Fragile fundamentals: Proxy Product Owner

Tuesday, May 25, 2021

Product owners are accountable for maximising the value of the product. Common tasks are developing clear product goals and managing initiatives. These initiatives are made visible through a product backlog which contains a list of items that are ordered in a way to best accomplish the current goal. Items start out pretty high-level and are afterwards split or 'refined' into smaller, more actionable tasks for developers to work on.

Building a valuable product is discovering what job needs to be done. A product owner discovers this by spending quite some time talking with customers, stakeholders and sale teams (who indirectly sense what customers struggle with). He or she will also talk with developers to include non-tangible features such as performance, scalability, security, etc. You could say that half the job is developing goals and initiatives through a backlog while the other half is building the situational awareness needed to do this.
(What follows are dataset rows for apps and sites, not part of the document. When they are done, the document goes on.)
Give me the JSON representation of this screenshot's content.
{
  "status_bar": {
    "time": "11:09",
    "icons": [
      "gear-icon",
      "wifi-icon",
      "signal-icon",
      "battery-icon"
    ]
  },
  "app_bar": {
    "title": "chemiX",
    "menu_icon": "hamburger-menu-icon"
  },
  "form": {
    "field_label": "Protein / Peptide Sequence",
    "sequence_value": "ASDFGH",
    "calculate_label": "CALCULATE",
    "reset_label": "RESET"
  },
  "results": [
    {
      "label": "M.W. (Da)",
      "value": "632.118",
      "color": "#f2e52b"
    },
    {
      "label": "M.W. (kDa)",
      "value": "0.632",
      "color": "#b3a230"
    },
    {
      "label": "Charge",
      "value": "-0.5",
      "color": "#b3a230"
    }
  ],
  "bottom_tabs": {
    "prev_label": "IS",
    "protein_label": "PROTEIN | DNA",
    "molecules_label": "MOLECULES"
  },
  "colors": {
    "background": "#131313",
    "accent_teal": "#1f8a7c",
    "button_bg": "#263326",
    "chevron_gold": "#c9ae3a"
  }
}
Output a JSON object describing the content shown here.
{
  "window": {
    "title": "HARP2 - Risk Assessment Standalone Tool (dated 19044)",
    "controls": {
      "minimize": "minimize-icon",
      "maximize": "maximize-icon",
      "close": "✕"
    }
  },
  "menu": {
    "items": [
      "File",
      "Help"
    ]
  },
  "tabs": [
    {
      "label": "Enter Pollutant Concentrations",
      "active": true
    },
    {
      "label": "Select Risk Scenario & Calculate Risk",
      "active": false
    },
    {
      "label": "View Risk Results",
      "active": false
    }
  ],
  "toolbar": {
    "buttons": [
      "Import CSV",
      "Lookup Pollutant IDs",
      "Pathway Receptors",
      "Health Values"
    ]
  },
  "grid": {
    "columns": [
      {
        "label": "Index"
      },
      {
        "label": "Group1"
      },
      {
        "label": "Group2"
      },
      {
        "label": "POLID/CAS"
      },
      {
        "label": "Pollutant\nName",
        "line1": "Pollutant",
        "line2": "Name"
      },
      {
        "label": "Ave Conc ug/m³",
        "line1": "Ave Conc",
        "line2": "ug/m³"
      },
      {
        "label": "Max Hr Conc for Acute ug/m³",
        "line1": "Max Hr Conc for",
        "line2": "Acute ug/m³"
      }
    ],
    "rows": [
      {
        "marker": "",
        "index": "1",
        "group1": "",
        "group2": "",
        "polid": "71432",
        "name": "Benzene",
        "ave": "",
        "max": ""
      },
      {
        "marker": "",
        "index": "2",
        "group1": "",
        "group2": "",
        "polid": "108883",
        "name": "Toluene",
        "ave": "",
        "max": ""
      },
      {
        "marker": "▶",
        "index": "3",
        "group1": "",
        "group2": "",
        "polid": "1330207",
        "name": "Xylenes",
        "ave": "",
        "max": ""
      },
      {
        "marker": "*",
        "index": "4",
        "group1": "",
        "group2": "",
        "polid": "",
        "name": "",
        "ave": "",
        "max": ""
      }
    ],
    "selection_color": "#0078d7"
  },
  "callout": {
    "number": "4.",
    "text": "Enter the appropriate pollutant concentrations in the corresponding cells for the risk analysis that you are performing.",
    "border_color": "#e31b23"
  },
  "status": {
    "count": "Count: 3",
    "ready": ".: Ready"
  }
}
Spotting the proxy product owner

The main symptom is seen when ownership doesn't go beyond the title. Organisations inexperienced with Scrum tend to put someone in charge of refining product backlog items and ordering them. Talking is limited to busy business manager who make the real impactful decisions.

To illustrate, an enduring performance issue means pulling out a charm offensive to persuade these same managers for approval to act. I've also witnessed impactless decisions such as typography take weeks because the wrong people needed to approve this. Or features start to solely resolve around business insights and policy while the actual users end up in the background.

It's inevitable that these symptoms start to hurt. Focus seems impossible or technical debt reaches a critical point. Maybe the team feels demoralised as impact seems outside their control. In the end, everything goes a bit slower and neither the business managers nor the Scrum Team feels satisfied with the results.

Break the spiral with trust

Often these business managers, let's call them stakeholders, are unaware of what happened until it's too late. They explain how their organisation differs and that this is the only way to make agile work. Sometimes they even get frustrated and disregard agile altogether. Luckily, these drastic measures are not needed as the root cause is almost always the same: a lack of trust and a misunderstanding of the stakeholder role.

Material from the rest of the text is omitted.